SpaceGPT
2023Natural language control of IoT devices via LLMs
RAG grounds LLM outputs to actual device capabilities at inference time
SpaceGPT was my undergraduate research project at the Berkeley NetSys Lab. The problem we were solving: IoT device programming is inaccessible. You need to understand APIs, device protocols, and often write code just to turn on a light or configure a sensor. We wanted to fix that with language.
The research
SpaceGPT sits on top of the existing digiSpace framework, which provides a unified abstraction layer for heterogeneous IoT devices. My work added a natural language interface on top — you talk to SpaceGPT, it figures out what you want to do, translates it into the right digiSpace API calls, and executes them.
The core challenge was grounding language model outputs to concrete device actions.
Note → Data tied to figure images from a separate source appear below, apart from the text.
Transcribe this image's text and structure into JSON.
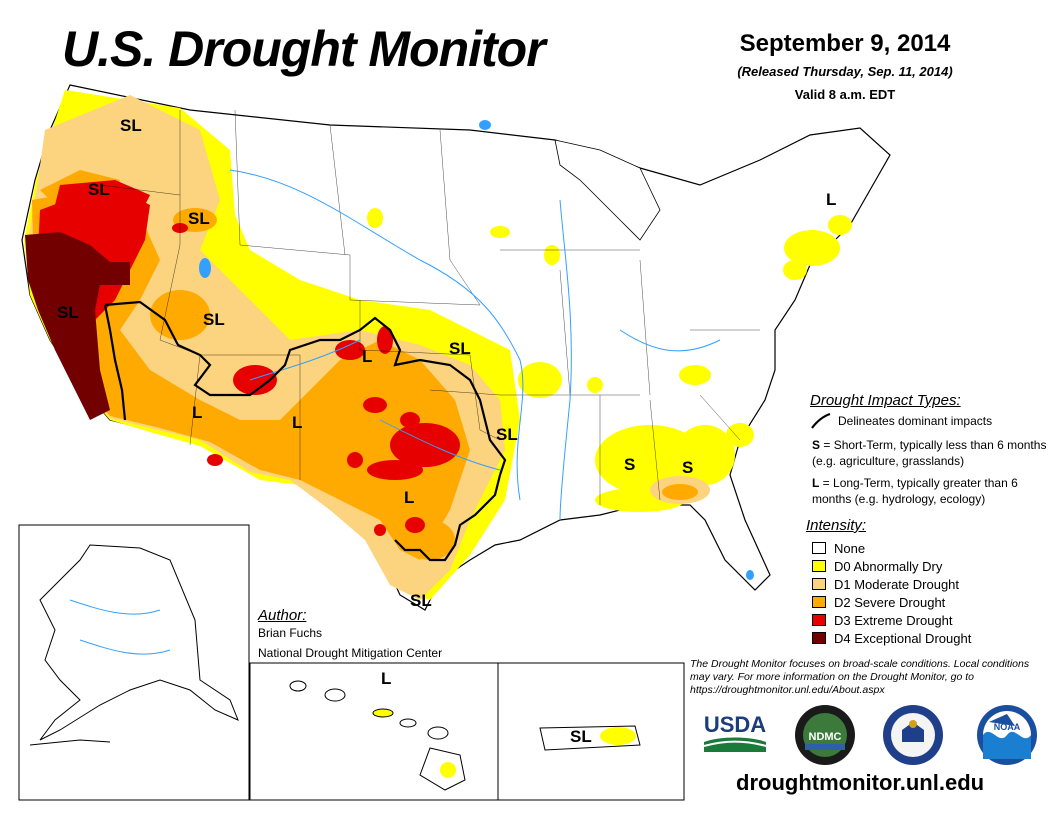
{
  "header": {
    "title": "U.S. Drought Monitor",
    "date": "September 9, 2014",
    "released": "(Released Thursday, Sep. 11, 2014)",
    "valid": "Valid 8 a.m. EDT"
  },
  "colors": {
    "none": "#ffffff",
    "d0": "#ffff00",
    "d1": "#fcd37f",
    "d2": "#ffaa00",
    "d3": "#e60000",
    "d4": "#730000",
    "water": "#33a0ff",
    "boundary": "#000000"
  },
  "map_labels": {
    "sl_wa": "SL",
    "sl_or": "SL",
    "sl_id": "SL",
    "sl_ca": "SL",
    "sl_ut": "SL",
    "l_az": "L",
    "l_nm": "L",
    "l_co": "L",
    "sl_ks": "SL",
    "l_tx": "L",
    "sl_ar": "SL",
    "s_ga": "S",
    "s_sc": "S",
    "sl_tx_coast": "SL",
    "l_ne": "L",
    "l_hi": "L",
    "sl_pr": "SL"
  },
  "impact": {
    "title": "Drought Impact Types:",
    "line_text": "Delineates dominant impacts",
    "s_key": "S",
    "s_text": " = Short-Term, typically less than 6 months (e.g. agriculture, grasslands)",
    "l_key": "L",
    "l_text": " = Long-Term, typically greater than 6 months (e.g. hydrology, ecology)"
  },
  "intensity": {
    "title": "Intensity:",
    "items": [
      {
        "label": "None",
        "color": "#ffffff"
      },
      {
        "label": "D0 Abnormally Dry",
        "color": "#ffff00"
      },
      {
        "label": "D1 Moderate Drought",
        "color": "#fcd37f"
      },
      {
        "label": "D2 Severe Drought",
        "color": "#ffaa00"
      },
      {
        "label": "D3 Extreme Drought",
        "color": "#e60000"
      },
      {
        "label": "D4 Exceptional Drought",
        "color": "#730000"
      }
    ]
  },
  "author": {
    "title": "Author:",
    "name": "Brian Fuchs",
    "org": "National Drought Mitigation Center"
  },
  "disclaimer": "The Drought Monitor focuses on broad-scale conditions. Local conditions may vary. For more information on the Drought Monitor, go to https://droughtmonitor.unl.edu/About.aspx",
  "logos": {
    "usda": "USDA",
    "ndmc": "NDMC",
    "noaa": "NOAA"
  },
  "url": "droughtmonitor.unl.edu"
}
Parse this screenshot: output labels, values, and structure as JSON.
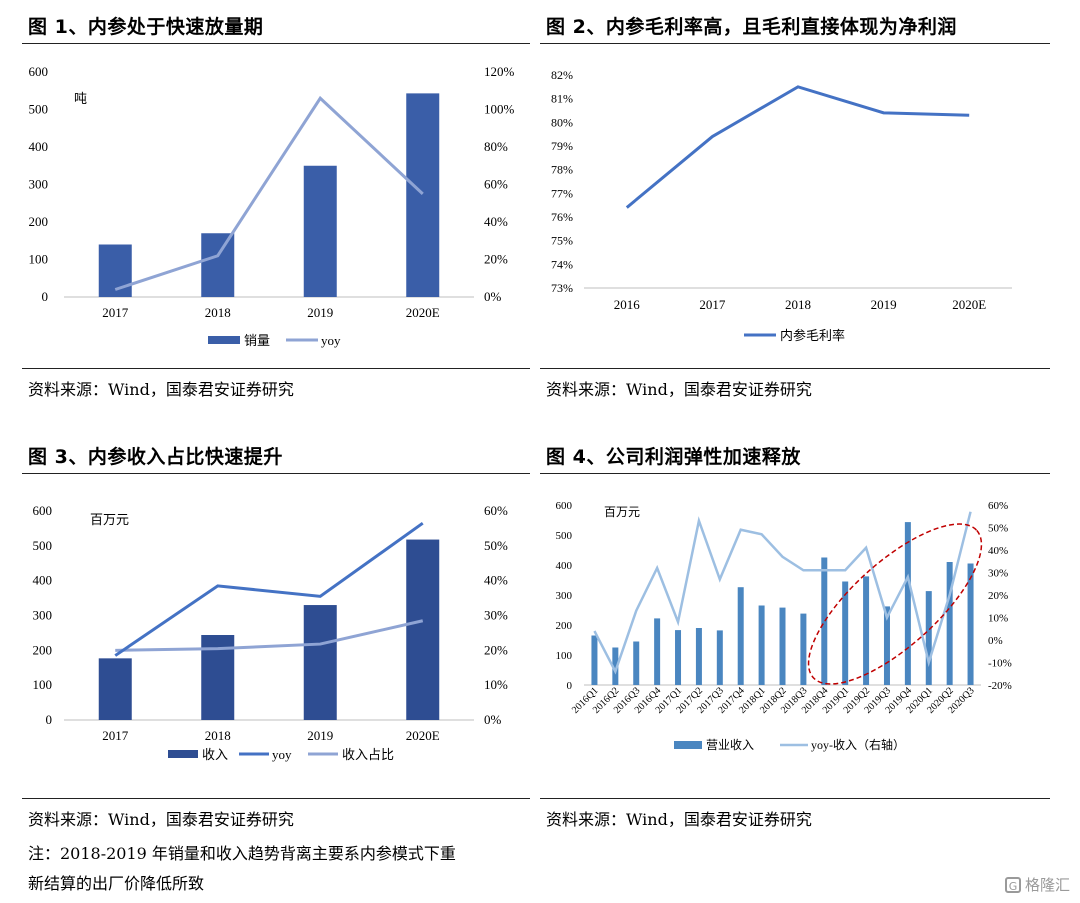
{
  "fig1": {
    "title": "图 1、内参处于快速放量期",
    "source": "资料来源：Wind，国泰君安证券研究",
    "unit_label": "吨",
    "chart_data": {
      "type": "bar",
      "categories": [
        "2017",
        "2018",
        "2019",
        "2020E"
      ],
      "series": [
        {
          "name": "销量",
          "kind": "bar",
          "axis": "left",
          "values": [
            140,
            170,
            350,
            543
          ]
        },
        {
          "name": "yoy",
          "kind": "line",
          "axis": "right",
          "values": [
            4,
            22,
            106,
            55
          ]
        }
      ],
      "ylim": [
        0,
        600
      ],
      "yticks": [
        "0",
        "100",
        "200",
        "300",
        "400",
        "500",
        "600"
      ],
      "y2lim": [
        0,
        120
      ],
      "y2ticks": [
        "0%",
        "20%",
        "40%",
        "60%",
        "80%",
        "100%",
        "120%"
      ],
      "legend": "bottom",
      "colors": {
        "bar": "#3a5ea8",
        "line": "#8fa4d4"
      }
    }
  },
  "fig2": {
    "title": "图 2、内参毛利率高，且毛利直接体现为净利润",
    "source": "资料来源：Wind，国泰君安证券研究",
    "chart_data": {
      "type": "line",
      "categories": [
        "2016",
        "2017",
        "2018",
        "2019",
        "2020E"
      ],
      "series": [
        {
          "name": "内参毛利率",
          "values": [
            76.4,
            79.4,
            81.5,
            80.4,
            80.3
          ]
        }
      ],
      "ylim": [
        73,
        82
      ],
      "yticks": [
        "73%",
        "74%",
        "75%",
        "76%",
        "77%",
        "78%",
        "79%",
        "80%",
        "81%",
        "82%"
      ],
      "legend": "bottom",
      "colors": {
        "line": "#4472c4"
      }
    }
  },
  "fig3": {
    "title": "图 3、内参收入占比快速提升",
    "source": "资料来源：Wind，国泰君安证券研究",
    "note_line1": "注：2018-2019 年销量和收入趋势背离主要系内参模式下重",
    "note_line2": "新结算的出厂价降低所致",
    "unit_label": "百万元",
    "chart_data": {
      "type": "bar",
      "categories": [
        "2017",
        "2018",
        "2019",
        "2020E"
      ],
      "series": [
        {
          "name": "收入",
          "kind": "bar",
          "axis": "left",
          "values": [
            177,
            244,
            330,
            518
          ]
        },
        {
          "name": "yoy",
          "kind": "line",
          "axis": "right",
          "values": [
            18.5,
            38.5,
            35.5,
            56.5
          ]
        },
        {
          "name": "收入占比",
          "kind": "line",
          "axis": "right",
          "values": [
            20,
            20.5,
            21.8,
            28.5
          ]
        }
      ],
      "ylim": [
        0,
        600
      ],
      "yticks": [
        "0",
        "100",
        "200",
        "300",
        "400",
        "500",
        "600"
      ],
      "y2lim": [
        0,
        60
      ],
      "y2ticks": [
        "0%",
        "10%",
        "20%",
        "30%",
        "40%",
        "50%",
        "60%"
      ],
      "legend": "bottom",
      "colors": {
        "bar": "#2e4d92",
        "yoy": "#4472c4",
        "share": "#8fa4d4"
      }
    }
  },
  "fig4": {
    "title": "图 4、公司利润弹性加速释放",
    "source": "资料来源：Wind，国泰君安证券研究",
    "unit_label": "百万元",
    "chart_data": {
      "type": "bar",
      "categories": [
        "2016Q1",
        "2016Q2",
        "2016Q3",
        "2016Q4",
        "2017Q1",
        "2017Q2",
        "2017Q3",
        "2017Q4",
        "2018Q1",
        "2018Q2",
        "2018Q3",
        "2018Q4",
        "2019Q1",
        "2019Q2",
        "2019Q3",
        "2019Q4",
        "2020Q1",
        "2020Q2",
        "2020Q3"
      ],
      "series": [
        {
          "name": "营业收入",
          "kind": "bar",
          "axis": "left",
          "values": [
            165,
            125,
            145,
            222,
            183,
            190,
            182,
            326,
            265,
            258,
            238,
            425,
            345,
            362,
            262,
            543,
            313,
            410,
            405
          ]
        },
        {
          "name": "yoy-收入（右轴）",
          "kind": "line",
          "axis": "right",
          "values": [
            4,
            -14,
            13,
            32,
            8,
            53,
            27,
            49,
            47,
            37,
            31,
            31,
            31,
            41,
            10,
            28,
            -10,
            20,
            57
          ]
        }
      ],
      "ylim": [
        0,
        600
      ],
      "yticks": [
        "0",
        "100",
        "200",
        "300",
        "400",
        "500",
        "600"
      ],
      "y2lim": [
        -20,
        60
      ],
      "y2ticks": [
        "-20%",
        "-10%",
        "0%",
        "10%",
        "20%",
        "30%",
        "40%",
        "50%",
        "60%"
      ],
      "legend": "bottom",
      "colors": {
        "bar": "#4a86c0",
        "line": "#9dbfe2",
        "ellipse": "#c00000"
      }
    }
  },
  "watermark": {
    "text": "格隆汇",
    "icon": "G"
  }
}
LLMs are good at understanding intent but bad at knowing your specific device's capabilities. We addressed this by building a retrieval-augmented system that maintains a device registry — the model queries it at inference time to constrain its outputs to valid actions for the devices actually present in the space.
What I learned
Working in a research setting taught me a different mode of thinking than product engineering. You spend more time asking "does this even work?" before "how do we ship this?" The ambiguity is uncomfortable at first, then addictive.
The project was also my first real exposure to the gap between LLM demos and production reliability. Getting SpaceGPT to work 95% of the time on clean inputs was straightforward. Getting it to handle edge cases, malformed requests, and unfamiliar device types gracefully was the actual research problem.